Prerequisites: Node + pnpm, Rust + cargo, and (on Linux) the Tauri webview
libraries (webkit2gtk-4.1, gtk+-3.0, libsoup-3.0, javascriptcoregtk-4.1).
pnpm install # once, from the repo root
pnpm --filter portfolio-cms tauri dev # launch the desktop appIn the app, choose this repo's folder and start editing. Full details and a
production build command are in cms/README.md.
- Home — the title page (name, headline, call-to-action buttons), your external/social links, and the footer.
- Blog — create, edit, reorder, and delete posts and their content blocks (headings, paragraphs, images, video, lists, code, quotes, callouts, dividers), with live image previews.
- Projects — manage the homepage project cards (text, links, order, and a media gallery of images, video, and 3D models).
- Community — manage the involvement gallery tiles.
- About — profile photo, bio, personality traits, education, focus, resume.
- Preview — a switch that starts/stops the site's own dev server and shows the live website in an embedded preview, so you can see changes before publishing.

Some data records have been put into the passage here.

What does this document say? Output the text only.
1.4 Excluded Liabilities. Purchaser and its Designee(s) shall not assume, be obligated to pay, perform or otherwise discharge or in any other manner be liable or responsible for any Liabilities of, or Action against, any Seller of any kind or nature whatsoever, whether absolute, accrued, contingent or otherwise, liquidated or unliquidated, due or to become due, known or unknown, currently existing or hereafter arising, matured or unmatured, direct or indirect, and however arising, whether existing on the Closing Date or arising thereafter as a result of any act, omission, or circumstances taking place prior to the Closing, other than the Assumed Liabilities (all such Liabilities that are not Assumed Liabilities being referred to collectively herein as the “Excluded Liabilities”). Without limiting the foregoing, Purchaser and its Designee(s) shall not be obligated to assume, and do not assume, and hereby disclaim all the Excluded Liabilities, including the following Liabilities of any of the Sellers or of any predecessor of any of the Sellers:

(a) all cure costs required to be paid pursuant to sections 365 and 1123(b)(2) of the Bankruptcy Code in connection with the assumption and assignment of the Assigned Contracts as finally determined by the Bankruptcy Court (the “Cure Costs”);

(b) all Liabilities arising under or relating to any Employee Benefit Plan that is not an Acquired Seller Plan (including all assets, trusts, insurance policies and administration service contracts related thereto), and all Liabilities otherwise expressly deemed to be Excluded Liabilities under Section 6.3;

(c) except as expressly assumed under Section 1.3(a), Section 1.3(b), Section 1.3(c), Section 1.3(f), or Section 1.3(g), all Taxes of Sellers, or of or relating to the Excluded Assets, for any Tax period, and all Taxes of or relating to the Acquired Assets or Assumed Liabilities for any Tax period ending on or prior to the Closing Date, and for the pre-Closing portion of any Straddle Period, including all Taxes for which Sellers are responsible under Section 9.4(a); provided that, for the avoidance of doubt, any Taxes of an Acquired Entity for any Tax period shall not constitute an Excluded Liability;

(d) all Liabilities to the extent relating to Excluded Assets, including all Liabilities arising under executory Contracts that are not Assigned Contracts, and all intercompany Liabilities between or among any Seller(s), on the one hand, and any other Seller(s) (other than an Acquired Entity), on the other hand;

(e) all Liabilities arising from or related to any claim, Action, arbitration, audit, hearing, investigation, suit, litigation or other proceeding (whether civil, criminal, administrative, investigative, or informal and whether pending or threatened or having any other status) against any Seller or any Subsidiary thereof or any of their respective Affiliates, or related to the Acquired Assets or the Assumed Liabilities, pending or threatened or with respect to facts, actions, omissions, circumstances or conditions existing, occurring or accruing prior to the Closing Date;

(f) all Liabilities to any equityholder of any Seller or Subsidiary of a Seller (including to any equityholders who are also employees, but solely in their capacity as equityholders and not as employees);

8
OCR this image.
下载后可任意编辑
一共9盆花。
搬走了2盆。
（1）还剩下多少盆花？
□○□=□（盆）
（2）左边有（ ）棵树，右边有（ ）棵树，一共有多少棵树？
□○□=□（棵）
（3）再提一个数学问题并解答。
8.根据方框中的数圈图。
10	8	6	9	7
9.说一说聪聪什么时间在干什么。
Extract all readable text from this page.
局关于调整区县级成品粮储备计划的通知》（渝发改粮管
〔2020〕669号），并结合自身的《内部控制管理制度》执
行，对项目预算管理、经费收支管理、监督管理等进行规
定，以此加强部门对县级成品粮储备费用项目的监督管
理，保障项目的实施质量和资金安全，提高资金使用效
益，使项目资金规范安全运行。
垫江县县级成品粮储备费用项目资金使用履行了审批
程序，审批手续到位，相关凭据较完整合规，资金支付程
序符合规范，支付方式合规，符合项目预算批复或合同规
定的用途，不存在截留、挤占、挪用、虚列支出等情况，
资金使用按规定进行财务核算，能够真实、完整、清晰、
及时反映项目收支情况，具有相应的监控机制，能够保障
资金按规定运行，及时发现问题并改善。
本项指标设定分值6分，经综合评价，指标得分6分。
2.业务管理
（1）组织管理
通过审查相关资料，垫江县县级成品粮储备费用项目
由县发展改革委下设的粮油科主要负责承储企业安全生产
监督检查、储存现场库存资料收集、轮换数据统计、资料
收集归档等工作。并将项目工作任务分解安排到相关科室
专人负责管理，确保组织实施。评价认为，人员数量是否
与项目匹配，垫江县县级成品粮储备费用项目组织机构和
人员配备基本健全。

- Publish — commit your changes and push, which triggers a redeploy.
Every editor validates against the shared schema on save, imports media into
public/, and never lets you edit the structural plumbing — only content.
The site is a static build (pnpm build → dist/) served on Render, which
redeploys automatically when changes are pushed. The CMS's Publish tab does
the commit + push for you; or use git directly.
cms/README.md— running and building the desktop CMS.CMS_PLAN.md— the design/refactor plan behind this system.